11. Based on the foregoing findings and conclusions, the Court will enter a separate order that is consistent with this opinion.

FootNotes


1. This amount is calculated as discussed during the July 1, 2015 hearing (Tr. (Docket # 46) at 27-28), and based on Debtor's Schedule C filed on April 23, 2015 (Docket #1) and the Court's July 2, 2015 Order (Docket #40) at ¶ 3.
2. In Faris, the Michigan Supreme Court labeled it a "fraudulent purpose," which precluded the plaintiff husband's resulting trust claim, for the husband to have reacted to being sued by one of his creditors by transferring real property, which he and his wife owned as tenants by the entirety, to the sole ownership of his wife. This is so even though when the husband made this transfer, in 1891, his entireties property interests were not reachable by his creditors under Michigan law. In other words, the transfer actually was not necessary to protect the property at issue from the husband's creditors. See Vinton v.
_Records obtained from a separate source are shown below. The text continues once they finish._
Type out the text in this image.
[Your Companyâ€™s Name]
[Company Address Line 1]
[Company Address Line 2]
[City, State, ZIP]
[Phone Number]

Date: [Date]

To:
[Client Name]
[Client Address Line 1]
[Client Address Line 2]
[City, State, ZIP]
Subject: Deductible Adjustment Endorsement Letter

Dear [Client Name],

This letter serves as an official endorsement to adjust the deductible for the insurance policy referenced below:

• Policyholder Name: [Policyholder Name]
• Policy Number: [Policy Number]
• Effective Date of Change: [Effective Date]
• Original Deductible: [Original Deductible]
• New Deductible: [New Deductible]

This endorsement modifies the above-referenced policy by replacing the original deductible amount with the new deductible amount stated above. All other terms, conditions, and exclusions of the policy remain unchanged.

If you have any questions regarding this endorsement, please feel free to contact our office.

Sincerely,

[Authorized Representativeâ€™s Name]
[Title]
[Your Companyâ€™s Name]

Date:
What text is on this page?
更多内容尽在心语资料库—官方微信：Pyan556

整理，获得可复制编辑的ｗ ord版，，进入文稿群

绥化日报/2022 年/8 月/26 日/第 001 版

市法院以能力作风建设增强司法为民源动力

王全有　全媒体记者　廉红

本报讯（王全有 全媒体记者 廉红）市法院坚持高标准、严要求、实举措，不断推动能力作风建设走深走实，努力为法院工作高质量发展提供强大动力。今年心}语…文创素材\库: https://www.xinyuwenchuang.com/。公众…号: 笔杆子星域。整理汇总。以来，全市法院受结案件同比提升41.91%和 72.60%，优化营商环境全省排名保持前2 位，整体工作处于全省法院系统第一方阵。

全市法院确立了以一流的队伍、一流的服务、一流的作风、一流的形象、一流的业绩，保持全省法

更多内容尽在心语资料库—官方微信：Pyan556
Beamer, 22 N.W. 40 (Mich. 1885)(a judgment creditor of only one of two spouses, who owned property as tenants by the entirety, could not levy under execution on such property to satisfy the judgment). The same is true today. See Liberty State Bank & Trust v. Grosslight (In re Grosslight), 757 F.2d 773, 776 (6th Cir. 1985)("Under Michigan law, ordinary creditors cannot reach interests in entireties property, and the entire interest will therefore be exempt if there are no joint creditors.").

Despite the fact that in Faris the husband's transfer was not necessary to protect his property from his creditor, and without discussing this, the Michigan Supreme Court barred the husband's resulting trust claim because of the husband's "fraudulent purpose" in making the transfer to his wife. Faris closely parallels this case.